The manner in which this country governs the expenditure of the ‘Taxpayers Money’ is wholly and utterly unacceptable and bordering on what may well be considered as criminally incompetent.

Signed Carl Barron Chairman of agpcuk


What about the BSF project?

Please i would like someone to come to a BSF school and see what the goverment is doing...

A complete disaster, waste, corruption, etc ,etc....

Panorama should be investigating this...

If we can have an Iraq War inquiry then why not a NPfIT inquiry as well? £12.7bn is a disgrace, and what is more worrying is that the actual final figure will probably be in excess of that anyway.

Keeping with the Iraq theme, last year The Independent (them again?) discussed whether it would be wiser to spend the cost of maintaining a presence in Iraq on the NHS budget instead, (http://www.independent.co.uk/news/uk/politics/1631bnayear-cost-of-war-in-iraq-would-be-better-spent-on-nhs-hospitals-439988.html)
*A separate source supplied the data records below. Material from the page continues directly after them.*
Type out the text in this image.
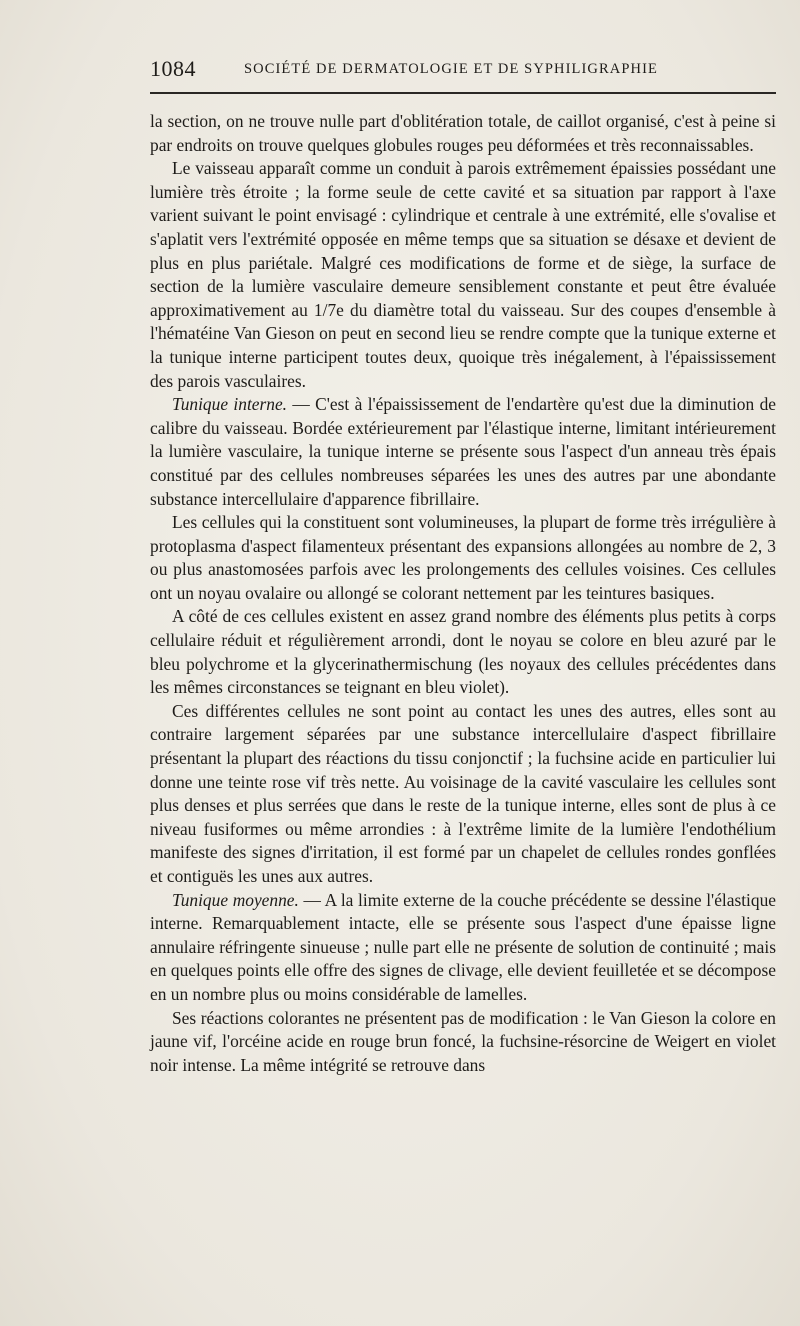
1084	SOCIÉTÉ DE DERMATOLOGIE ET DE SYPHILIGRAPHIE

la section, on ne trouve nulle part d'oblitération totale, de caillot organisé, c'est à peine si par endroits on trouve quelques globules rouges peu déformées et très reconnaissables.

Le vaisseau apparaît comme un conduit à parois extrêmement épaissies possédant une lumière très étroite ; la forme seule de cette cavité et sa situation par rapport à l'axe varient suivant le point envisagé : cylindrique et centrale à une extrémité, elle s'ovalise et s'aplatit vers l'extrémité opposée en même temps que sa situation se désaxe et devient de plus en plus pariétale. Malgré ces modifications de forme et de siège, la surface de section de la lumière vasculaire demeure sensiblement constante et peut être évaluée approximativement au 1/7e du diamètre total du vaisseau. Sur des coupes d'ensemble à l'hématéine Van Gieson on peut en second lieu se rendre compte que la tunique externe et la tunique interne participent toutes deux, quoique très inégalement, à l'épaississement des parois vasculaires.

Tunique interne. — C'est à l'épaississement de l'endartère qu'est due la diminution de calibre du vaisseau. Bordée extérieurement par l'élastique interne, limitant intérieurement la lumière vasculaire, la tunique interne se présente sous l'aspect d'un anneau très épais constitué par des cellules nombreuses séparées les unes des autres par une abondante substance intercellulaire d'apparence fibrillaire.

Les cellules qui la constituent sont volumineuses, la plupart de forme très irrégulière à protoplasma d'aspect filamenteux présentant des expansions allongées au nombre de 2, 3 ou plus anastomosées parfois avec les prolongements des cellules voisines. Ces cellules ont un noyau ovalaire ou allongé se colorant nettement par les teintures basiques.

A côté de ces cellules existent en assez grand nombre des éléments plus petits à corps cellulaire réduit et régulièrement arrondi, dont le noyau se colore en bleu azuré par le bleu polychrome et la glycerinathermischung (les noyaux des cellules précédentes dans les mêmes circonstances se teignant en bleu violet).

Ces différentes cellules ne sont point au contact les unes des autres, elles sont au contraire largement séparées par une substance intercellulaire d'aspect fibrillaire présentant la plupart des réactions du tissu conjonctif ; la fuchsine acide en particulier lui donne une teinte rose vif très nette. Au voisinage de la cavité vasculaire les cellules sont plus denses et plus serrées que dans le reste de la tunique interne, elles sont de plus à ce niveau fusiformes ou même arrondies : à l'extrême limite de la lumière l'endothélium manifeste des signes d'irritation, il est formé par un chapelet de cellules rondes gonflées et contiguës les unes aux autres.

Tunique moyenne. — A la limite externe de la couche précédente se dessine l'élastique interne. Remarquablement intacte, elle se présente sous l'aspect d'une épaisse ligne annulaire réfringente sinueuse ; nulle part elle ne présente de solution de continuité ; mais en quelques points elle offre des signes de clivage, elle devient feuilletée et se décompose en un nombre plus ou moins considérable de lamelles.

Ses réactions colorantes ne présentent pas de modification : le Van Gieson la colore en jaune vif, l'orcéine acide en rouge brun foncé, la fuchsine-résorcine de Weigert en violet noir intense. La même intégrité se retrouve dans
I'd suggest the answer to the question would depend entirely on where in the NHS budget the money was being spent. I'm increasingly confident that the NPfIT would not be the popuilar choice of the public.

We've asked for an NPfIT inquiry, and so have leading academics. The Government has always refused. Governments will only voluntarily set up an inquiry when they're confident of its conclusions. With the NPfIT, ministers know they won't like the outcome of an inquiry.

Governments are only really accountable in the run up to a general election. After that they can, it seems, do what they like.

How has it taken 13 years to spot the obvious.

This Government is just a bunch of gadget freaks, mesmerised by anything with the letters IT attached to it. They've been like this from the very beginning and it didn't take much foresight to see the path they were heading down. Nobody has mentioned (in this blog) the £1500 laptops for the poor scheme - it's all part of the same blind pusuit of shiny new things.